天天日記

中国好きのまっちゃんで、書いていたはてなダイアリーを引き継いでいます。

文革考

 毛沢東の死後、四人組が葬り去られ、その結果訒小平により改革開放路線となった。そして中国の今が有るわけだ。仮に、毛沢東の死の直後の権力闘争において、四人組が他のメンバーを抹殺していたら、中国は今頃どうなっていただろうか。
 現在手に入る情報では、四人組は非合法的に権力奪取を企てていたということだが、勝てば官軍。四人組が勝てば、歴史上に残る記録も四人組有利に書き換えられているに違いない。しかし、結果としてみれば、現在の中国の反映をもたらしたのは改革開放路線に他ならない。であるけれども、思うにそれが同時にいわゆる格差拡大に繋がったことにもなるであろう。沿岸部と農村部の格差。もっと言えば農村の犠牲の上に今の中国の繁栄があるような気がする。
 だからと言って、あのまま文化大革命が継続していたら、中国は更に混乱するばかりであっただろう。毛沢東が意図した文革は、本来あのような混乱と人々の不幸をもたらすものではなかったはずだ。毛沢東は、どこの国でもあるように、あるいは特に中国の過去の歴史が示すように、権力を握ったものたちの腐敗という問題、これを排除する手段として、純朴な青少年たちの感性を利用しようとしたのではなかったのか。
 それにしてはあまりに犠牲が大き過ぎた。

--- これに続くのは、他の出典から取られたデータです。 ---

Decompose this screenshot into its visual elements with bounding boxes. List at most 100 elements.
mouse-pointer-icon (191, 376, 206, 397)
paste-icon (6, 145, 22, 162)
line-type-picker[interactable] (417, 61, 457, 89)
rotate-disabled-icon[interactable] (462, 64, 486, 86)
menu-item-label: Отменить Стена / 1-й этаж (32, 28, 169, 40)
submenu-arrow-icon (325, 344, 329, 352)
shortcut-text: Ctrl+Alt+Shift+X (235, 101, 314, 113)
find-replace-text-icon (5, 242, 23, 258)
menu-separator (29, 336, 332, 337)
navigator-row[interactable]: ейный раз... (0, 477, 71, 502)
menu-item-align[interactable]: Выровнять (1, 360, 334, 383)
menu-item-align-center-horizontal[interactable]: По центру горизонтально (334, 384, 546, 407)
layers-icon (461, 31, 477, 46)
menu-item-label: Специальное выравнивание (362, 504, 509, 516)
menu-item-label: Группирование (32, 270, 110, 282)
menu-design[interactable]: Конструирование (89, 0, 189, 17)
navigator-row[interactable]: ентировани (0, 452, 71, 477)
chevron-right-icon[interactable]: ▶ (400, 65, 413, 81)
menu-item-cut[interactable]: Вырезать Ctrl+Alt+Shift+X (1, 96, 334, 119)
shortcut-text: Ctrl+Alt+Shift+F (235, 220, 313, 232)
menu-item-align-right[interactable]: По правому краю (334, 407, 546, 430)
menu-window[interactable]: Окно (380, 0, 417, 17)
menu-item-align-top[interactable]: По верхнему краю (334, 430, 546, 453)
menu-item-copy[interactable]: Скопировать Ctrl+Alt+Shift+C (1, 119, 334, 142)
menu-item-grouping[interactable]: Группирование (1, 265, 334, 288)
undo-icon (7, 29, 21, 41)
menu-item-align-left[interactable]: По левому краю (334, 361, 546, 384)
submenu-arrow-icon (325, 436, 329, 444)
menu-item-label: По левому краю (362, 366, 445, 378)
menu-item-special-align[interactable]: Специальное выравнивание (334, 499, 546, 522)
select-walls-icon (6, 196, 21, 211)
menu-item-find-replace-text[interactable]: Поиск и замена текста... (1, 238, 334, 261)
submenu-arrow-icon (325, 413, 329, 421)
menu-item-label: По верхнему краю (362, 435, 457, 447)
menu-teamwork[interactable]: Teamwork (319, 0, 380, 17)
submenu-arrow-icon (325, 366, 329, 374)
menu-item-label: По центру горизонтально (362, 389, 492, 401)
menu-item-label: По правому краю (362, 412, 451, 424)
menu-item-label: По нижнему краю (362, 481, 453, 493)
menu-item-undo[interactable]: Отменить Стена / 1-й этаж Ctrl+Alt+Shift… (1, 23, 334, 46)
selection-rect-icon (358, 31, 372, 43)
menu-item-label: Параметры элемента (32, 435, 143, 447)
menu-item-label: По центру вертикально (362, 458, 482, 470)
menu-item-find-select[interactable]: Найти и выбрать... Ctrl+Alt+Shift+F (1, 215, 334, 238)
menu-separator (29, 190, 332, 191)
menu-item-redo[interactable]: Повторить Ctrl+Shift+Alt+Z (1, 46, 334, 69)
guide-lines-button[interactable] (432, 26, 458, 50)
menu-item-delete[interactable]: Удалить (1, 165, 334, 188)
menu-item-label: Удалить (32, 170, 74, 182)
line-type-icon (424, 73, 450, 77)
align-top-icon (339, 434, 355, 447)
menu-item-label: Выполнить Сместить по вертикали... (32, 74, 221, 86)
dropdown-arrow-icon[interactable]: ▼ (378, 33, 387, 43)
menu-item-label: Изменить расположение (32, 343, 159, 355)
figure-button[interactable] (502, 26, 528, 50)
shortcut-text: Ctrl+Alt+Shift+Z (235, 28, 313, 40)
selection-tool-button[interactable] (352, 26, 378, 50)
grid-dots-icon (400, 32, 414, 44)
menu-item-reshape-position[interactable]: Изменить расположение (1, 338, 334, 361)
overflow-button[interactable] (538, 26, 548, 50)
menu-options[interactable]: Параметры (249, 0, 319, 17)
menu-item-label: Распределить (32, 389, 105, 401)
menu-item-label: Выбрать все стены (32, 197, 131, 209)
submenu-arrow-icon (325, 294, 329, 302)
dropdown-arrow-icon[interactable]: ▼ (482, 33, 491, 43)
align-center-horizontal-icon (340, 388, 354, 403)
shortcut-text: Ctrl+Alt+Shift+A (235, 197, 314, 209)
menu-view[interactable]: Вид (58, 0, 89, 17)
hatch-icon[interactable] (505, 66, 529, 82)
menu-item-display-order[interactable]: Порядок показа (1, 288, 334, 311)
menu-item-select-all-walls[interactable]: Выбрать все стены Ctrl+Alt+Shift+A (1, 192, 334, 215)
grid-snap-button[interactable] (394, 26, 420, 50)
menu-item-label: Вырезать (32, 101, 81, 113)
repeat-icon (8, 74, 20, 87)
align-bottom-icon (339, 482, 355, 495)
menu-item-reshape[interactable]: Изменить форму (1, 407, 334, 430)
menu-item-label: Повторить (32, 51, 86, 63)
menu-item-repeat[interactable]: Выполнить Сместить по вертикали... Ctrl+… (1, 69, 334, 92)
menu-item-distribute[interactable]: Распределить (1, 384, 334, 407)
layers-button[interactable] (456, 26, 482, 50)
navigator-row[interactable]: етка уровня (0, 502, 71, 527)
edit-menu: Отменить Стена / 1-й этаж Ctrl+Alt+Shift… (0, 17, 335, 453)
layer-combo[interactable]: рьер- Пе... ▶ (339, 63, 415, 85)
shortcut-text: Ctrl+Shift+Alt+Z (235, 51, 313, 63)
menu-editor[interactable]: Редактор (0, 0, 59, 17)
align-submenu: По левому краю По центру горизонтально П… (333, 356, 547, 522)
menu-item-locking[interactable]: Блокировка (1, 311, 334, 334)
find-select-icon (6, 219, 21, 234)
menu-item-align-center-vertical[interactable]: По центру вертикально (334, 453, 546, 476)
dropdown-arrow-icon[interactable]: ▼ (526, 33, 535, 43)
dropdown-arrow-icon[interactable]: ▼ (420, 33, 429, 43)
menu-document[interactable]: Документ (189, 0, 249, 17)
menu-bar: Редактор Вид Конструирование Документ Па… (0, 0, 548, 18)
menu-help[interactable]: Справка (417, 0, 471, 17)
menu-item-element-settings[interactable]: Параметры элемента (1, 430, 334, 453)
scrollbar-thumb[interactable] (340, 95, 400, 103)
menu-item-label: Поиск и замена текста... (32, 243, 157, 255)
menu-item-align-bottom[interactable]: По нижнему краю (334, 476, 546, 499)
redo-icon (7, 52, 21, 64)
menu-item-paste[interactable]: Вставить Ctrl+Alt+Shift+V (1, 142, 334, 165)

腐敗どころか、中国の為に命を削って革命に参加している人たちをも、指導的立場にあるという理由だけで、その功績や志しにかかわらず、批判や誹謗中傷の対象にしてしまったのだ。そのような実態になってしまったことに毛沢東自身は気付いていただろうか。ひょっとすると、毛自信が最高の権力を握ったことにより、そういうことが見えなくなったのか。あるいは取り巻きの四人組が、文革を自分たちの権力闘争の道具として使うために、毛には正しく状況が伝わらないようにしていたのではないだろうか。毛は耄碌していたのだろうか。革命戦線の最前線にいた若い頃の毛に比べると、晩年の毛はすっかり太って温和な顔になってしまった。
 文革の成り行きというものを、私はかように思うわけで、格差が拡大した中国における弱者の側の農民にとても心が痛む。
 今中国は、経済成長維持の為に、内需拡大政策を打ち出し、色々な政策を実施している。内陸部の所得の低い層が、家電製品を購入するときの補助金などは、その政策の代表的なものだ。しかし補助制度があっても、補助を受ける元になる商品購入すらできない層が多いらしい。そういう状況でありながら、少し現金収入の道をつかんだ人々に対して、銀行はお金を貸し付けて購買意欲を駆り立てる。ローン返済が出来なくなって、広い中国のどこかに雲隠れしてしまうケースや、気が小さいと自殺に追い込まれたりするケースもあるらしい。いい循環ではない。
 そのような、歪みの中で苦労する人民の存在を作り出してでも、中国全体の経済成長は着々と進んで行くのだろう。中国の政治も難しい。ここでもやはり、一人ひとりの意識の改革は必要だ。
 中国といえば、商売の相手にすれば金払いが悪い。値段は駆け引きをしなくては決まらず、うかうかしていると騙される、といった風潮が当たり前のようになっている。しかしそのようなことも含めて、庶民文化としてみれば、なんだかとても逞しい人たちのようにも見える。
 最近の若者や子供たちは、文革を知らないで育った人たちばかり。それでもなお、親兄弟を大事にする。これを儒教的精神、と一口に片付けてしまっていいのだろうか。いずれ我々日本人が忘れてしまったように、彼らもこの心を忘れ去って行くと見るのが正しいのだろうか。このことも大変難しい。